Due to the quiet period, Isaacs declined to answer questions about the impact of the Novartis deal on the company’s capital needs, the timing of the IPO, and estimates of Aduro’s valuation. Novartis has paid $25 million for a 2.7 percent stake in Aduro, and plans to make a second $25 million equity investment on an undisclosed future date.
While Novartis has gained rights to co-develop cancer drugs from Aduro’s STING activators, the deal is actually a broader scientific collaboration that could encompass other compounds that stimulate the STING receptor, Isaacs says.
“The deal revolves around STING as a target,” Isaacs says. “We’re both looking at a diverse set of compounds.”
Aduro’s original plan was to start an early-stage trial this year of STING activator ADU-S100, Isaacs says. Aduro would’ve chosen which cancer to target based on how accessible the tumors were to a direct injection of the drug—the method already used in animal trials of ADU-S100. The possible targets included melanoma, kidney cancer, and head and neck cancers.
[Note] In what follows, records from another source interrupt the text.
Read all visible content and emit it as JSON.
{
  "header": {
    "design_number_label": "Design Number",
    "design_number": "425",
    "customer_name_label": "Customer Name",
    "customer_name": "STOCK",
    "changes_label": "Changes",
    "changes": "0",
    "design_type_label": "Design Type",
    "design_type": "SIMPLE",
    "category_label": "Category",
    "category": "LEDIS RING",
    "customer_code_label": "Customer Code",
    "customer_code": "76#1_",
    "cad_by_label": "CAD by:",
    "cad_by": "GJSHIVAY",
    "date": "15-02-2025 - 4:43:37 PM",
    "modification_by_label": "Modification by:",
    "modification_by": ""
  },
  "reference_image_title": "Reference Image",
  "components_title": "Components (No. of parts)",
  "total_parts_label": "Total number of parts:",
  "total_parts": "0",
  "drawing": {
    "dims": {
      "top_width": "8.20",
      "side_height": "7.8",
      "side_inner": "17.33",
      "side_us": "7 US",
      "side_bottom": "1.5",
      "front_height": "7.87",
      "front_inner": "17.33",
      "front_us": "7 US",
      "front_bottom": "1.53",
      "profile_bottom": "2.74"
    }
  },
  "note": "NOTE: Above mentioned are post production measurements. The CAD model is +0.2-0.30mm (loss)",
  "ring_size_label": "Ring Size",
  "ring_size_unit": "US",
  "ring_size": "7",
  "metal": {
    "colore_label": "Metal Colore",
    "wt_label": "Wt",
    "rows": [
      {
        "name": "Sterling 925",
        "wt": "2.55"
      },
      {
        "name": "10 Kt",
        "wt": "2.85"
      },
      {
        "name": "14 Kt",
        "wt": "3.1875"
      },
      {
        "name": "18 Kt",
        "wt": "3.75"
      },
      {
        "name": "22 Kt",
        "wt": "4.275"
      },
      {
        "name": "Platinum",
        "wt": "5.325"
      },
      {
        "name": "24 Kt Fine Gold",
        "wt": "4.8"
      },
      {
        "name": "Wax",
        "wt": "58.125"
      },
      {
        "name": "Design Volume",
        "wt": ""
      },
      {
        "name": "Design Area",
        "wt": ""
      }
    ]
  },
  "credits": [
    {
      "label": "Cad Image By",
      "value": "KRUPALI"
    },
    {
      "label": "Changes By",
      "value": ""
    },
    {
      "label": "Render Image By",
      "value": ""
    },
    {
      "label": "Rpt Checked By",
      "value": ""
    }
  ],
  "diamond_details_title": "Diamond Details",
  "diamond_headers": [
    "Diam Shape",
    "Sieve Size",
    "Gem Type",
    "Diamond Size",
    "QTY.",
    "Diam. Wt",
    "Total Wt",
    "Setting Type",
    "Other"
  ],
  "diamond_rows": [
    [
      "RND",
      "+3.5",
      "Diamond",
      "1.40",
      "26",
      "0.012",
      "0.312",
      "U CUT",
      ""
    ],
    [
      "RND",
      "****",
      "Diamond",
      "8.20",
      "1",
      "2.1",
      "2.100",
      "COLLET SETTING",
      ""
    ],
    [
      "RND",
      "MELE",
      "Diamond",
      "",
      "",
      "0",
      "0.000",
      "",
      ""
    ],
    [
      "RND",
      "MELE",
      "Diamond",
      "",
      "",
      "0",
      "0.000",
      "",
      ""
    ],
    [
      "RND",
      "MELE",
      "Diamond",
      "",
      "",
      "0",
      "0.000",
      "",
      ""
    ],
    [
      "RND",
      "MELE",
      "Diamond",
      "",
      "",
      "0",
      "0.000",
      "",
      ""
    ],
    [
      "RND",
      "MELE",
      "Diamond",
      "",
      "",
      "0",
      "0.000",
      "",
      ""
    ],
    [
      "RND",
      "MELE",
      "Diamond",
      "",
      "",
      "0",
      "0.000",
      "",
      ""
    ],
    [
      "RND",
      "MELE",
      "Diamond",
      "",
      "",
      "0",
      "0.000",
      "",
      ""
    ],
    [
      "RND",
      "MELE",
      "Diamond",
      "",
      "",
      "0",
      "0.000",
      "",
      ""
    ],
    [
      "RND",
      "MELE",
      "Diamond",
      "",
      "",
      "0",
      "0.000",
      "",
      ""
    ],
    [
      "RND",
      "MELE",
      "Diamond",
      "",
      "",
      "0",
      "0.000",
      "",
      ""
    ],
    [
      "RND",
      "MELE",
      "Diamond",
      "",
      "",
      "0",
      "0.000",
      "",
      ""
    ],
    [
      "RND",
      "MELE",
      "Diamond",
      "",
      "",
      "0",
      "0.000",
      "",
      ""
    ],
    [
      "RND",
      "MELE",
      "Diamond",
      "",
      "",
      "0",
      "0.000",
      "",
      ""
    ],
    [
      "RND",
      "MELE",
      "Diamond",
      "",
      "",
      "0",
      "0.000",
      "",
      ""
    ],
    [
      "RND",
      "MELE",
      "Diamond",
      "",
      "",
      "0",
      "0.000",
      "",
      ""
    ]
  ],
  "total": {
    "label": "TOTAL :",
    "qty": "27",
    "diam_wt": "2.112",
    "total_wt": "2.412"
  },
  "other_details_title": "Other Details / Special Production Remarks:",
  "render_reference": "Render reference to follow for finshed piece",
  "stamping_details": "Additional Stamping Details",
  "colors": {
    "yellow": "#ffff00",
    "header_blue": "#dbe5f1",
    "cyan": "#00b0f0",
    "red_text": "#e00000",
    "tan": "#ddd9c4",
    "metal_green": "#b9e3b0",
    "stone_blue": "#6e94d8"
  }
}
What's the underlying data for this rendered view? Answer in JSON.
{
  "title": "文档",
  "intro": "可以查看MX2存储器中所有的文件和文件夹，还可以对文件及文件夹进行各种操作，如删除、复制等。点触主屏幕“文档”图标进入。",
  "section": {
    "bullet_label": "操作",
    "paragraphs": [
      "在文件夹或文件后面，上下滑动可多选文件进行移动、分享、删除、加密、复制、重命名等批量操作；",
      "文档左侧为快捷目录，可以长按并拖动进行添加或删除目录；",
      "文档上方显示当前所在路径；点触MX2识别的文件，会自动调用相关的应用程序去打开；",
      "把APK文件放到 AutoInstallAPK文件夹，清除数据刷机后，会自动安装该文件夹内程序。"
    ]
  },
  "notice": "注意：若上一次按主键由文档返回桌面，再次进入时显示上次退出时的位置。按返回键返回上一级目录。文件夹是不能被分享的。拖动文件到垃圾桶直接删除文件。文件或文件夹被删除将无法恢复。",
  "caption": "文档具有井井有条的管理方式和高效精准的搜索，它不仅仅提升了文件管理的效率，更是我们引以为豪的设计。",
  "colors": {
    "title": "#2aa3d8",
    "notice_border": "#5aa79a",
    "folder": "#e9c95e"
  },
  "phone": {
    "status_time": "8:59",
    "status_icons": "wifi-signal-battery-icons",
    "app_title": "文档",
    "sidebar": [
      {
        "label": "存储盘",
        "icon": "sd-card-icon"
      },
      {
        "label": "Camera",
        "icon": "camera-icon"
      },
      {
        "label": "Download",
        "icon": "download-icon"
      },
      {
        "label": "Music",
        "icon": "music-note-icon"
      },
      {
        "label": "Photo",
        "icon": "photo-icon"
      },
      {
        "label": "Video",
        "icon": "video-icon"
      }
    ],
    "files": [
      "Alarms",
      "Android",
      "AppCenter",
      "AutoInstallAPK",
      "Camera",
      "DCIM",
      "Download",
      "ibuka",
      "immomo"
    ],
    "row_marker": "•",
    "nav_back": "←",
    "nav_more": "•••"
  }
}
Aduro would have used the results of the first trial in humans to determine if its STING drugs have potential as solo therapies, rather than just pieces of a combination regimen, Isaacs says. But those plans are now on hold while Aduro and Novartis together discuss the possibilities for initial clinical trials, he says.
“Now that we have the deal, we’ll work together to see what the best path forward is,” Isaacs says.